Two Firefighters Dead

Building collapse kills two, injures more than a dozen others

Two firefighters died and more than a dozen others were injured Wednesday morning when a building collapsed on the South Side.

The firefighters were taken from the building, at 75th and Stony Island, to Northwestern Memorial Hospital and Christ Medical Center in Oak Lawn.

The firefighters killed were identified as Corey Ankum, 34, and Edward Stringer, 47.  Ankum had been on the force for nearly two years.  Stringer was a 12-year veteran.

"Morale is low," said one lieutenant who preferred to remain unnamed after hearing about two fellow fire fighters dying. "There's a sadness."

Both men died while searching for people inside the building.  The site of a former dry cleaning business, the building, at 1744 E. 75th St., has been vacant for the last five years and has become a favorite spot for homeless people seeking shelter from the winter weather.

"They have secured the cleaners several times but the squatters still come back and eventually find a way to break into the place, said Jorico Smart, who co-owns a garage next door.

The blaze broke out at around 7 a.m.  Authorities upgraded the fire from two alarms to three alarms after the firefighters were trapped.  All the men were accounted for by 8:30 a.m., said Fire Department Spokesman Larry Langford.

"The fire had been knocked down.
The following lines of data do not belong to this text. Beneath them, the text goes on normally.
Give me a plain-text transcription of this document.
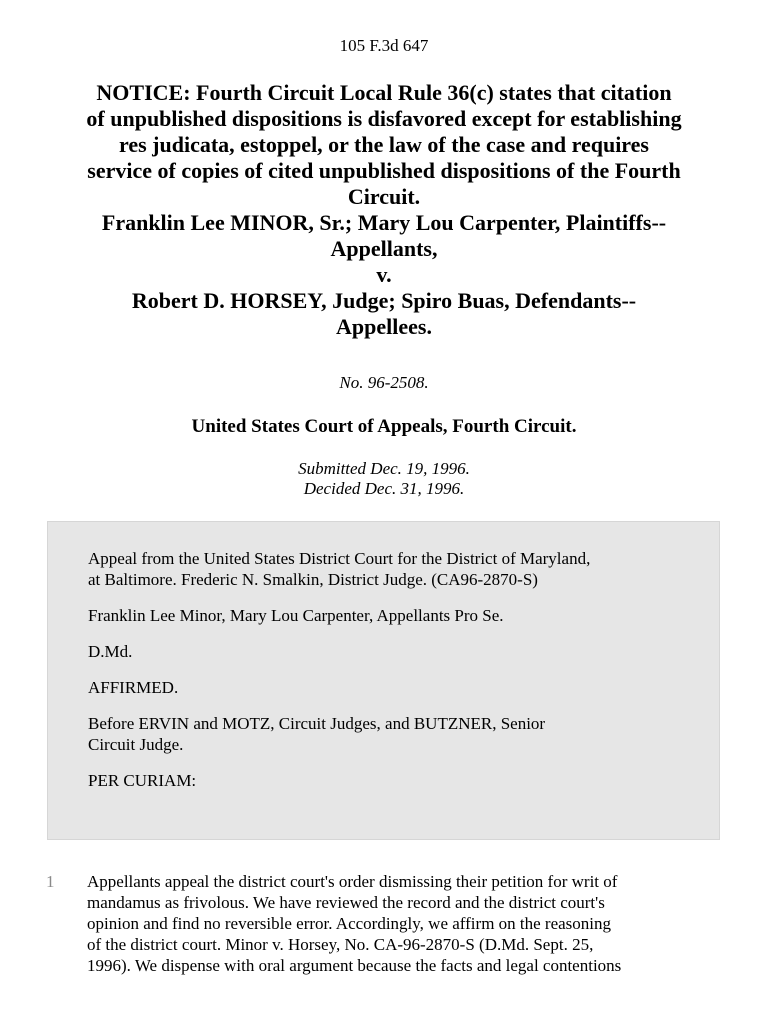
105 F.3d 647
NOTICE: Fourth Circuit Local Rule 36(c) states that citation
of unpublished dispositions is disfavored except for establishing
res judicata, estoppel, or the law of the case and requires
service of copies of cited unpublished dispositions of the Fourth
Circuit.
Franklin Lee MINOR, Sr.; Mary Lou Carpenter, Plaintiffs--
Appellants,
v.
Robert D. HORSEY, Judge; Spiro Buas, Defendants--
Appellees.
No. 96-2508.
United States Court of Appeals, Fourth Circuit.
Submitted Dec. 19, 1996.
Decided Dec. 31, 1996.

Appeal from the United States District Court for the District of Maryland,
at Baltimore. Frederic N. Smalkin, District Judge. (CA96-2870-S)

Franklin Lee Minor, Mary Lou Carpenter, Appellants Pro Se.

D.Md.

AFFIRMED.

Before ERVIN and MOTZ, Circuit Judges, and BUTZNER, Senior
Circuit Judge.

PER CURIAM:

1 Appellants appeal the district court's order dismissing their petition for writ of
mandamus as frivolous. We have reviewed the record and the district court's
opinion and find no reversible error. Accordingly, we affirm on the reasoning
of the district court. Minor v. Horsey, No. CA-96-2870-S (D.Md. Sept. 25,
1996). We dispense with oral argument because the facts and legal contentions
They were overseeing the hotspots and they were searching. We always look in these buildings because during the winter time, people are seeking shelter, we always go look for homeless, vagrants that may be in there. And that's what the companies were doing when the roof let loose," said Chicago Fire Cmsr. Robert Hoff.

Some firefighters on the scene complained of frozen fire hydrants nearby.
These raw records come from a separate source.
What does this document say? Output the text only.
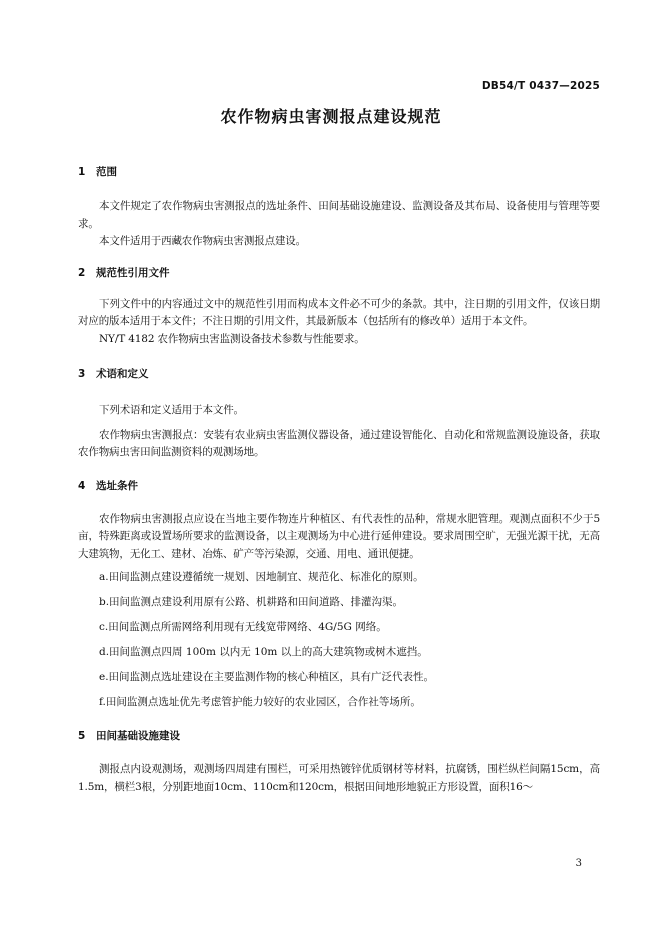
DB54/T 0437—2025
农作物病虫害测报点建设规范
1 范围

本文件规定了农作物病虫害测报点的选址条件、田间基础设施建设、监测设备及其布局、设备使用与管理等要求。

本文件适用于西藏农作物病虫害测报点建设。

2 规范性引用文件

下列文件中的内容通过文中的规范性引用而构成本文件必不可少的条款。其中，注日期的引用文件，仅该日期对应的版本适用于本文件；不注日期的引用文件，其最新版本（包括所有的修改单）适用于本文件。

NY/T 4182 农作物病虫害监测设备技术参数与性能要求。

3 术语和定义

下列术语和定义适用于本文件。

农作物病虫害测报点：安装有农业病虫害监测仪器设备，通过建设智能化、自动化和常规监测设施设备，获取农作物病虫害田间监测资料的观测场地。

4 选址条件

农作物病虫害测报点应设在当地主要作物连片种植区、有代表性的品种，常规水肥管理。观测点面积不少于5亩，特殊距离或设置场所要求的监测设备，以主观测场为中心进行延伸建设。要求周围空旷，无强光源干扰，无高大建筑物，无化工、建材、冶炼、矿产等污染源，交通、用电、通讯便捷。

a.田间监测点建设遵循统一规划、因地制宜、规范化、标准化的原则。

b.田间监测点建设利用原有公路、机耕路和田间道路、排灌沟渠。

c.田间监测点所需网络利用现有无线宽带网络、4G/5G 网络。

d.田间监测点四周 100m 以内无 10m 以上的高大建筑物或树木遮挡。

e.田间监测点选址建设在主要监测作物的核心种植区，具有广泛代表性。

f.田间监测点选址优先考虑管护能力较好的农业园区，合作社等场所。

5 田间基础设施建设

测报点内设观测场，观测场四周建有围栏，可采用热镀锌优质钢材等材料，抗腐锈，围栏纵栏间隔15cm，高1.5m，横栏3根，分别距地面10cm、110cm和120cm，根据田间地形地貌正方形设置，面积16～

3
"No matter how well you're prepared, no matter how much experience you have, a morning like this is just something that takes you by surprise," said Tom Ryan, the president of Chicago Firefighters Union Local 2, at an afternoon press conference.
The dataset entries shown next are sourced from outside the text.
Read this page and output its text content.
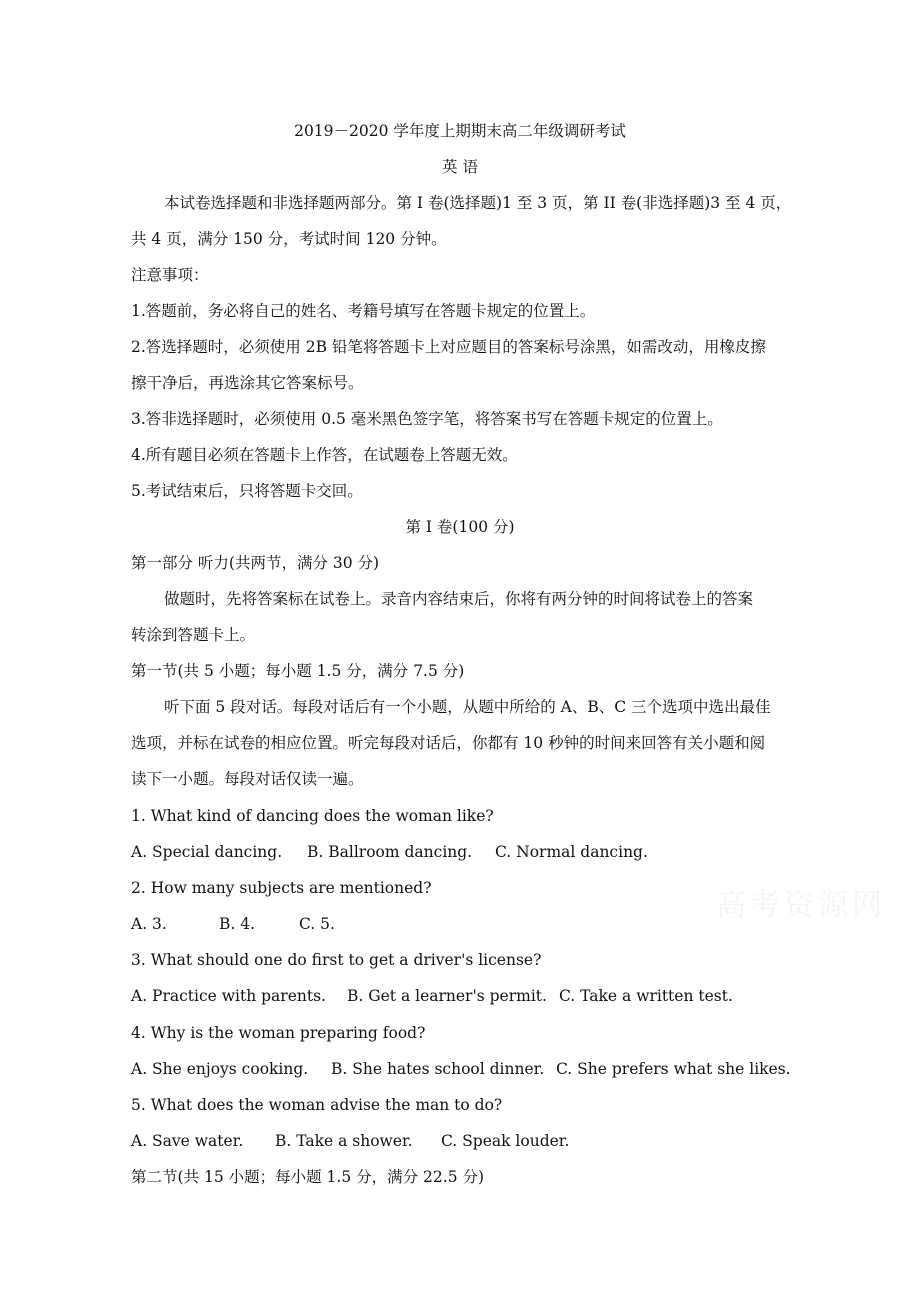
2019－2020 学年度上期期末高二年级调研考试
英 语
本试卷选择题和非选择题两部分。第 I 卷(选择题)1 至 3 页，第 II 卷(非选择题)3 至 4 页，
共 4 页，满分 150 分，考试时间 120 分钟。
注意事项：
1.答题前，务必将自己的姓名、考籍号填写在答题卡规定的位置上。
2.答选择题时，必须使用 2B 铅笔将答题卡上对应题目的答案标号涂黑，如需改动，用橡皮擦
擦干净后，再选涂其它答案标号。
3.答非选择题时，必须使用 0.5 毫米黑色签字笔，将答案书写在答题卡规定的位置上。
4.所有题目必须在答题卡上作答，在试题卷上答题无效。
5.考试结束后，只将答题卡交回。
第 I 卷(100 分)
第一部分 听力(共两节，满分 30 分)
做题时，先将答案标在试卷上。录音内容结束后，你将有两分钟的时间将试卷上的答案
转涂到答题卡上。
第一节(共 5 小题；每小题 1.5 分，满分 7.5 分)
听下面 5 段对话。每段对话后有一个小题，从题中所给的 A、B、C 三个选项中选出最佳
选项，并标在试卷的相应位置。听完每段对话后，你都有 10 秒钟的时间来回答有关小题和阅
读下一小题。每段对话仅读一遍。
1. What kind of dancing does the woman like?
A. Special dancing. B. Ballroom dancing. C. Normal dancing.
2. How many subjects are mentioned?
A. 3.	B. 4.	C. 5.
3. What should one do first to get a driver's license?
A. Practice with parents. B. Get a learner's permit. C. Take a written test.
4. Why is the woman preparing food?
A. She enjoys cooking. B. She hates school dinner. C. She prefers what she likes.
5. What does the woman advise the man to do?
A. Save water. B. Take a shower. C. Speak louder.
第二节(共 15 小题；每小题 1.5 分，满分 22.5 分)
高考资源网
Wednesday marks the 100th anniversary one of the most destructive fire in Chicago history which broke out at the Union Stockyards in 1910. Twenty-one firefighters died instantly in that tragic fire.

"This is so sad," said Bill Cosgrove, who organized and was holding a memorial service for the stockyards fire when a mayday call come over the radio.  "The irony of the entire thing that both of them were killed with fallen brick walls."

"It was beyond disbelief.  It was a matter of a few hours and 100 years later we have the same type of incident," he said.

It is also eerily similar to the Feb. 14, 1962 fire and collapse that killed Hoff's own father, who was a battalion chief at the time, according to the Chicago Tribune.